Actually I don't believe in race.  But I do believe in culture.  Not “white culture” of course, since such a uniform construct does not exist any more than a uniform “black culture”.  But there is a “a particular sort” of white culture: the “greedy, selfish, nihilistic, culture” of the market. I deplore its specific linguistic forms: the “management” patois in which these City denizens speak, thuggishly glorifying salaries, glossing over sexism and homophobia: 'blue-skies thinking to deliver sustainable growth from a competitive spend year on year going forward'.  We are all familiar with it as it creeps everywhere into our day-to-day culture.  This sort of white male culture militates against ethics, social responsibility, merit and education (as opposed to 'training').  I would emphasise (in anti-racist terms) its insidious attractiveness to white youth.

Curiously, the strongest voices who agree with me are white, like George Monbiot, the nobel-prize-winning economist Paul Krugman and the educator Richard Drayton.  "Something must be done,” they have said. It must indeed, otherwise we are doomed to repeat the bail-outs and disastrous austerity packages in an ever-shortening cycle. But, my experience has taught me, only a white leader can do it.  None of our current crop of white politicians quite fits the bill. David Cameron is too rich; George Osborne is too compromised; Ed Milliband is too ineffectual; while David Starkey, with his mindless comments about the need confront the intrusion of black culture into white society and to shift the blame from class and capitalist economics onto race, his outrageously un-pc views (which he has for money, to a deadline*) is himself part of the problem.

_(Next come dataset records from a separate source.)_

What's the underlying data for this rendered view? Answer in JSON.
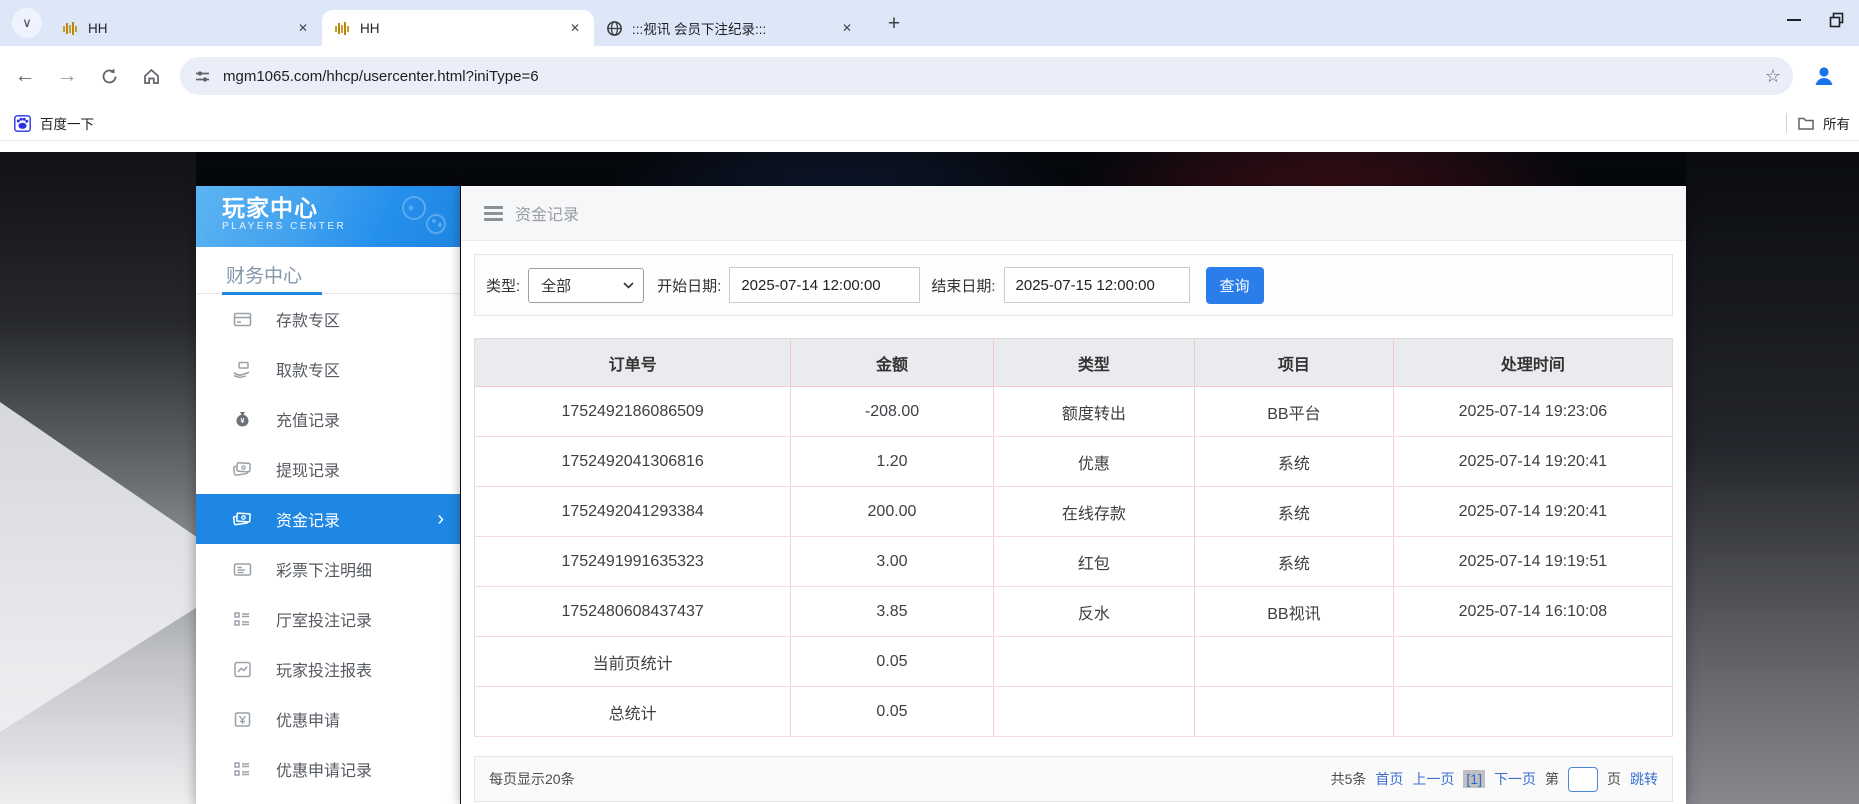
{
  "icons": {
    "tab_search": "∨",
    "close": "✕",
    "plus": "+",
    "back": "←",
    "forward": "→",
    "star": "☆",
    "chevron_right": "›"
  },
  "browser": {
    "tabs": [
      {
        "title": "HH"
      },
      {
        "title": "HH"
      },
      {
        "title": ":::视讯 会员下注纪录:::"
      }
    ],
    "url": "mgm1065.com/hhcp/usercenter.html?iniType=6",
    "bookmark_label": "百度一下",
    "all_bookmarks_label": "所有"
  },
  "sidebar": {
    "title": "玩家中心",
    "subtitle": "PLAYERS CENTER",
    "section": "财务中心",
    "items": [
      {
        "label": "存款专区"
      },
      {
        "label": "取款专区"
      },
      {
        "label": "充值记录"
      },
      {
        "label": "提现记录"
      },
      {
        "label": "资金记录"
      },
      {
        "label": "彩票下注明细"
      },
      {
        "label": "厅室投注记录"
      },
      {
        "label": "玩家投注报表"
      },
      {
        "label": "优惠申请"
      },
      {
        "label": "优惠申请记录"
      }
    ]
  },
  "main": {
    "title": "资金记录",
    "filters": {
      "type_label": "类型:",
      "type_value": "全部",
      "start_label": "开始日期:",
      "start_value": "2025-07-14 12:00:00",
      "end_label": "结束日期:",
      "end_value": "2025-07-15 12:00:00",
      "search_button": "查询"
    },
    "table": {
      "headers": [
        "订单号",
        "金额",
        "类型",
        "项目",
        "处理时间"
      ],
      "rows": [
        [
          "1752492186086509",
          "-208.00",
          "额度转出",
          "BB平台",
          "2025-07-14 19:23:06"
        ],
        [
          "1752492041306816",
          "1.20",
          "优惠",
          "系统",
          "2025-07-14 19:20:41"
        ],
        [
          "1752492041293384",
          "200.00",
          "在线存款",
          "系统",
          "2025-07-14 19:20:41"
        ],
        [
          "1752491991635323",
          "3.00",
          "红包",
          "系统",
          "2025-07-14 19:19:51"
        ],
        [
          "1752480608437437",
          "3.85",
          "反水",
          "BB视讯",
          "2025-07-14 16:10:08"
        ],
        [
          "当前页统计",
          "0.05",
          "",
          "",
          ""
        ],
        [
          "总统计",
          "0.05",
          "",
          "",
          ""
        ]
      ]
    },
    "pagination": {
      "page_size": "每页显示20条",
      "total": "共5条",
      "first": "首页",
      "prev": "上一页",
      "current": "[1]",
      "next": "下一页",
      "di": "第",
      "ye": "页",
      "jump": "跳转"
    }
  }
}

Only one person is of the necessary stature: Her Majesty the Queen. Imagine if she turned her passion, energy, political skills, organisational drive and burning sense of moral righteousness into tackling head-on the destructive culture of unrestrained neo-liberal capitalism.  She has already appeared, as James Bond heroine, in the Olympic opening ceremony; if she took on this task she would become great indeed. 

Oh.  What's that you're saying?  That this has nothing to do with culture, skin colour or ethnicity? That it's to do with economics, class and differential access to wealth and opportunity? Ah, right.